L’épisode de cette semaine de Toutes les créatures grandes et petites — le troisième épisode de la troisième saison, intitulé « Surviving Siegfried » — offrait quelque chose de rare pour cette série : des flashbacks.

L’émission, adaptée de la série de mémoires à succès international du vétérinaire Alf Wight, qui a écrit sous le pseudonyme de James Herriot, a jusqu’à présent été située à la fin des années 1930 dans la paisible communauté agricole anglaise de Darrowby, un coin fictif de la Yorkshire Dales où les téléspectateurs du 21e siècle pourraient s’enfouir pendant une heure par semaine et laisser leurs problèmes être remplacés par de douces histoires de soins aux animaux en milieu rural. La série est centrée sur le vétérinaire James (Nicholas Ralph), qui peine sous l’œil vigilant du perspicace Siegfried Farnon (Samuel West), à qui il a du mal à plaire – mais pas autant que le frère fainéant de Siegfried, Tristan (Callum Woodhouse). .

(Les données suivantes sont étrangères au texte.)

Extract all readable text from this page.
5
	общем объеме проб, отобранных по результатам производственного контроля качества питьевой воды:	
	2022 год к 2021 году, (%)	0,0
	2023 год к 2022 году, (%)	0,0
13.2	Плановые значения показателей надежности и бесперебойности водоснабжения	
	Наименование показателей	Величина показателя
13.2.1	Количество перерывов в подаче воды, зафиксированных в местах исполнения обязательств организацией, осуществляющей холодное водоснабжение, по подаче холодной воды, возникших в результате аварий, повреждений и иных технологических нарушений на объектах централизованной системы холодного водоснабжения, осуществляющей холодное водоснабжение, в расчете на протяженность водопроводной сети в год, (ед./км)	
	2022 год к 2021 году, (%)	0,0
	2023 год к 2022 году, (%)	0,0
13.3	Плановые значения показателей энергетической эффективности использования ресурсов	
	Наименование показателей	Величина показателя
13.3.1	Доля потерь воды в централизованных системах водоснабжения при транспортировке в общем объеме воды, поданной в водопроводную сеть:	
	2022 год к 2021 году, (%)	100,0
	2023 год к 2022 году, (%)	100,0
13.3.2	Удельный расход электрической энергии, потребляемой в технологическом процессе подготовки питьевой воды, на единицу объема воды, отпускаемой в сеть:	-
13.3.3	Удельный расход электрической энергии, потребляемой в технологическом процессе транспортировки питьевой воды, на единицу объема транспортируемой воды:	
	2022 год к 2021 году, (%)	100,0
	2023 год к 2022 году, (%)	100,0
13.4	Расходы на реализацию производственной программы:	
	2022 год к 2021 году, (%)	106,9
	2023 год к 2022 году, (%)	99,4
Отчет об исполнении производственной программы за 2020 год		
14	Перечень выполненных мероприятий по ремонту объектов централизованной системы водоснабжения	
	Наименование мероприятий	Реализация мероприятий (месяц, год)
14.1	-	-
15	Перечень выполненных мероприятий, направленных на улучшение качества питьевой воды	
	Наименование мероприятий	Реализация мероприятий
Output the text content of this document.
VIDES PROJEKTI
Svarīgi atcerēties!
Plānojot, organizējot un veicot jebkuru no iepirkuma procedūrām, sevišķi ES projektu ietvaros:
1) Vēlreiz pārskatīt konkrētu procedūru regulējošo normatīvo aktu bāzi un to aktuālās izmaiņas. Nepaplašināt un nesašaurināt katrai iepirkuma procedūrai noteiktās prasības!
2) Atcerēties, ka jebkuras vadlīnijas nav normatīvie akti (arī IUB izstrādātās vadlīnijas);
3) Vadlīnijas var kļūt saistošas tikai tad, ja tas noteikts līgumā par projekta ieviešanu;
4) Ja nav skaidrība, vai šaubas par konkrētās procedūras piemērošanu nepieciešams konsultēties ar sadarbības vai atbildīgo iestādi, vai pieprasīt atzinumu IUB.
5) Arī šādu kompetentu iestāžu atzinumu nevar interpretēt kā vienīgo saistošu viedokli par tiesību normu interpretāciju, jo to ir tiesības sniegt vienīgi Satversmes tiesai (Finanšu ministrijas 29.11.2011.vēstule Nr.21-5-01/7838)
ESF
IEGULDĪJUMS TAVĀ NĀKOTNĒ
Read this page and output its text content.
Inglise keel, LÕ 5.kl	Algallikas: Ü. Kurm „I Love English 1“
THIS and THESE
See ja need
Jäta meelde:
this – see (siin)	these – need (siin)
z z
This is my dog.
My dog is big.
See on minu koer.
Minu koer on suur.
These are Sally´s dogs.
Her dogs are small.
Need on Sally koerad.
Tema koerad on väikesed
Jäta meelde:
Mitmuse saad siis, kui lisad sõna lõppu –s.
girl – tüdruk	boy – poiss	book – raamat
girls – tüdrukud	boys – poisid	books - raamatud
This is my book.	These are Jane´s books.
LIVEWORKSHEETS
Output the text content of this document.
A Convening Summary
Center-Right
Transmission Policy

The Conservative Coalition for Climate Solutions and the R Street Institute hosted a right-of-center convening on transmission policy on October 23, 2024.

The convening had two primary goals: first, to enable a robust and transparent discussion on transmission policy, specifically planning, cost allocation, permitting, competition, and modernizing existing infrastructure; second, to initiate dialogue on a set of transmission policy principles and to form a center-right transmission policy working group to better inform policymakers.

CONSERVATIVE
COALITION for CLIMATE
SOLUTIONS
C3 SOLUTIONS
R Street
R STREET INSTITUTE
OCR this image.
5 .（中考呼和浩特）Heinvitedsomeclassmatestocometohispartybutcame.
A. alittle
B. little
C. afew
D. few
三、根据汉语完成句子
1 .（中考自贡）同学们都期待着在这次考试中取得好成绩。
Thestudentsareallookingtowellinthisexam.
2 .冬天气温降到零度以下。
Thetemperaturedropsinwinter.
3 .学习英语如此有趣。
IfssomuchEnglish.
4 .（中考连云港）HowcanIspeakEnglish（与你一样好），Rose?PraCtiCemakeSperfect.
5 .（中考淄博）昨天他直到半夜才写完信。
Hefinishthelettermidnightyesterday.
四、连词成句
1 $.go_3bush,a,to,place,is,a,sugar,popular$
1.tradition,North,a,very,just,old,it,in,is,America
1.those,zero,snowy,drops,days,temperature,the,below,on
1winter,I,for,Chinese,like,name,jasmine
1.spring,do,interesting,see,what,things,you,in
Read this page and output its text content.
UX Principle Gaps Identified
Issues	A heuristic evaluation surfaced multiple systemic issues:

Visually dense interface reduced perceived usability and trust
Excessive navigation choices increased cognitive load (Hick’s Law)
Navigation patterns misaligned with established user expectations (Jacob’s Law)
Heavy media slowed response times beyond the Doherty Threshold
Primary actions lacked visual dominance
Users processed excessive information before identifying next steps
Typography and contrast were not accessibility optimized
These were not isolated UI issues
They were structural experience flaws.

Toutes ces figures sont familières aux lecteurs des livres d’Herriot. Mais ils sont devenus des incontournables du paysage télévisuel en 1978, lorsque la BBC a créé la première adaptation en série de Toutes les créatures grandes et petites. Appeler la nouvelle série un remake de la précédente serait inapproprié, car les deux prennent leurs propres libertés en adaptant les livres d’Herriot. Mais dans la conscience de Siegfried des traumatismes de la guerre, les deux séries présentent des échos remarquables. Deux itérations du même homme sont toutes deux assaillies par la même juste lassitude du monde, une qui aurait résonné aussi clairement il y a quatre décennies qu’elle le fait aujourd’hui.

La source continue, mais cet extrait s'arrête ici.